Most commonly, your monthly payment has four main components:

  • Principal: The portion of your payment that goes toward repayment of the outstanding loan balance.
  • Interest: The interest charge on the outstanding balance.
  • Taxes: One-twelfth of your expected annual property taxes which is deposited into your escrow account.
  • Insurance: This includes any hazard insurances you're required to maintain, such as homeowner's and flood insurance. Depending on your situation, this can also include mortgage insurance or other guarantee fees.

Frequently you’ll hear people refer to the first initial of the items above when describing a mortgage payment. For example, "P&I" refers to just the principal and interest portion of your payment. "PITI" refers to all 4 components together. Our payment calculator can help you get an idea of what your payment might look like.

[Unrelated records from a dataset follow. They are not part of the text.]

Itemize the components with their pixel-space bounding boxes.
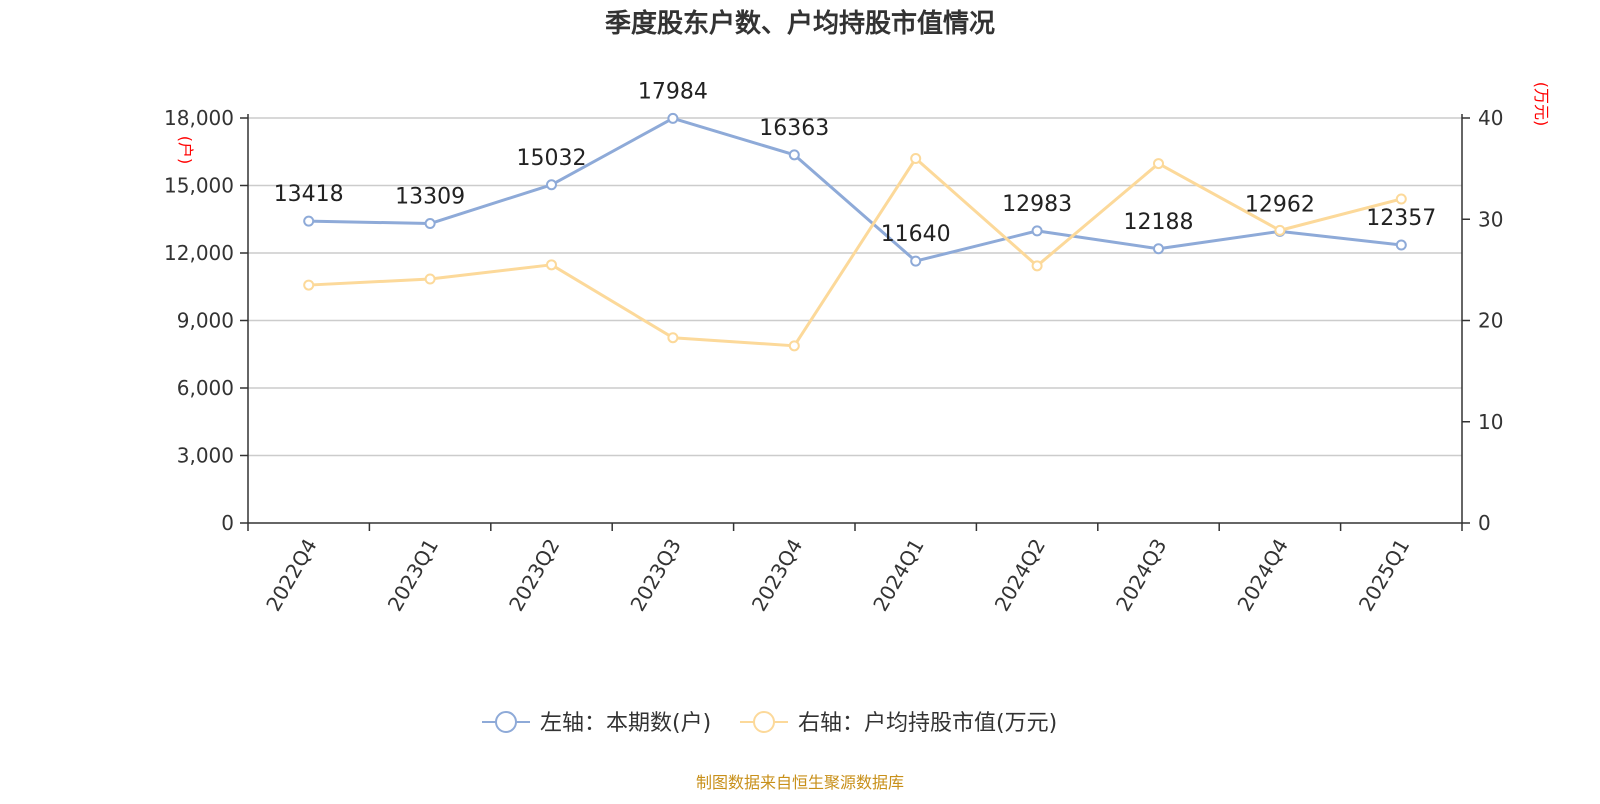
series-line-2: [308, 157, 1402, 348]
data-label: 12962: [1245, 192, 1315, 217]
series-2-point: [424, 273, 436, 285]
data-label: 13309: [395, 185, 465, 210]
series-2-point: [788, 340, 800, 352]
x-tick-label: 2025Q1: [1354, 535, 1414, 616]
y-right-tick-label: 20: [1478, 309, 1503, 333]
data-label: 11640: [881, 222, 951, 247]
series-2-point: [1153, 158, 1164, 170]
x-tick-label: 2023Q4: [747, 535, 807, 616]
y-left-tick-label: 18,000: [164, 106, 234, 130]
legend-label-2: 右轴：户均持股市值(万元): [798, 711, 1057, 736]
data-label: 12983: [1002, 192, 1072, 217]
series-2-point: [910, 153, 922, 164]
series-2-point: [1031, 260, 1043, 272]
axes: 0 3,000 6,000 9,000 12,000 15,000 18,000 0 10 20 3…: [164, 82, 1551, 615]
series-1-point: [1153, 243, 1164, 255]
legend-marker-2: [753, 711, 775, 733]
series-1-point: [546, 179, 557, 191]
data-label: 15032: [517, 146, 587, 171]
y-left-tick-label: 3,000: [177, 444, 234, 468]
series-line-1: [308, 116, 1402, 263]
y-left-tick-label: 15,000: [164, 174, 234, 198]
series-1-point: [1031, 225, 1043, 237]
series-1-point: [667, 112, 679, 124]
x-tick-label: 2023Q3: [625, 535, 685, 616]
y-right-tick-label: 30: [1478, 207, 1503, 231]
data-label: 12188: [1124, 210, 1194, 235]
series-1-point: [910, 255, 922, 267]
y-right-tick-label: 10: [1478, 410, 1503, 434]
x-tick-label: 2024Q2: [990, 535, 1050, 616]
y-left-tick-label: 9,000: [177, 309, 234, 333]
y-right-tick-label: 0: [1478, 511, 1491, 535]
y-left-tick-label: 6,000: [177, 376, 234, 400]
series-2-point: [303, 279, 315, 291]
series-1-point: [303, 215, 315, 227]
series-1-point: [1395, 239, 1407, 251]
series-2-point: [1395, 193, 1407, 205]
data-label: 12357: [1366, 206, 1436, 231]
series-2-point: [546, 259, 557, 271]
y-left-tick-label: 12,000: [164, 241, 234, 265]
x-tick-label: 2022Q4: [261, 535, 321, 616]
x-tick-label: 2023Q2: [504, 535, 564, 616]
x-tick-label: 2024Q4: [1232, 535, 1292, 616]
y-right-tick-label: 40: [1478, 106, 1503, 130]
data-label: 13418: [274, 182, 344, 207]
series-layer: [303, 112, 1407, 352]
legend-marker-1: [495, 711, 517, 733]
x-tick-label: 2023Q1: [383, 535, 443, 616]
grid-lines: [248, 117, 1462, 457]
chart-title: 季度股东户数、户均持股市值情况: [605, 8, 995, 39]
series-2-point: [1274, 224, 1286, 236]
data-label: 16363: [759, 116, 829, 141]
series-2-point: [667, 332, 679, 344]
legend-label-1: 左轴：本期数(户): [540, 711, 711, 736]
data-label: 17984: [638, 79, 708, 104]
x-tick-label: 2024Q1: [868, 535, 928, 616]
series-1-point: [424, 218, 436, 230]
y-right-unit: (万元): [1532, 82, 1551, 127]
series-1-point: [788, 149, 800, 161]
y-left-unit: (户): [176, 136, 195, 165]
legend[interactable]: 左轴：本期数(户) 右轴：户均持股市值(万元): [482, 711, 1057, 736]
data-labels: 13418 13309 15032 17984 16363 11640 12983 12188…: [274, 79, 1437, 247]
y-left-tick-label: 0: [221, 511, 234, 535]
x-tick-label: 2024Q3: [1111, 535, 1171, 616]
source-note: 制图数据来自恒生聚源数据库: [696, 773, 904, 792]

What is Mortgage Insurance?

Mortgage insurance is designed to lower the risk for a lender of making a loan to you. Mortgage insurance largely facilitates the possibility of borrowers getting a mortgage when they have less than a 20% down payment. It helps to protect the lender against losses attendant to default of a mortgage.

When you get any loan with a down payment of less 20%, you will typically pay some form of mortgage insurance. Depending on the type of loan you get, your mortgage insurance premiums will be structured in different ways and referred to by different names. Below is a quick overview.

Conventional
With conventional loans, the mortgage insurance will be provided by a private company and is therefore referred to as private mortgage insurance, or "PMI". If you are required to pay PMI on a conventional loan, the premiums are typically part of your monthly payment. You are generally required to pay those premiums until your loan balance reaches 78% of the purchase price.

Federal Housing Administration (FHA)
With an FHA loan, your mortgage insurance premiums, or "MIP", are paid directly to FHA. MIP is required on all FHA loans. There is an upfront premium ("UFMIP") which is typically included in your closing costs, and can be rolled into your mortgage. There is also a monthly premium included as part of your monthly payment. Usually, this monthly premium remains a part of your payment for the life of your loan.

Veterans’ Affairs (VA)
Instead of typical mortgage insurance, the VA guarantee acts as a risk protection mechanism on VA loans. There is no monthly cost associated with your monthly payment. Instead, there is an upfront "VA Funding Fee" due at closing, which can be rolled into your mortgage. This funding fee will vary based on factors like the purpose of your loan, whether or not you’ve had a previous VA loan, your type of military service, your disability status, and the amount of your down payment.

US Department of Agriculture ("USDA" or "Rural Housing")
The insurance premium associated with USDA loans is typically referred to as the "Guarantee Fee". You’ll pay the guarantee fee both upfront, which can be rolled into your mortgage; and as part of your monthly payment.

Is it better for me to rent or own?

There is no mathematical formula to answer this question for you.  People choose to buy a home for a variety reasons, including many that aren’t financial.  For example, some people crave the independence that comes with owning your own place.  Others want to customize their home to make it their own.  However, the most important factors in this decision are financial.  Because your situation is unique, it is impossible give you a definitive answer to this question.  However, our Rent vs. Buy calculator is one of the best out there for helping you simplify the complexities you need to consider when making this important financial decision.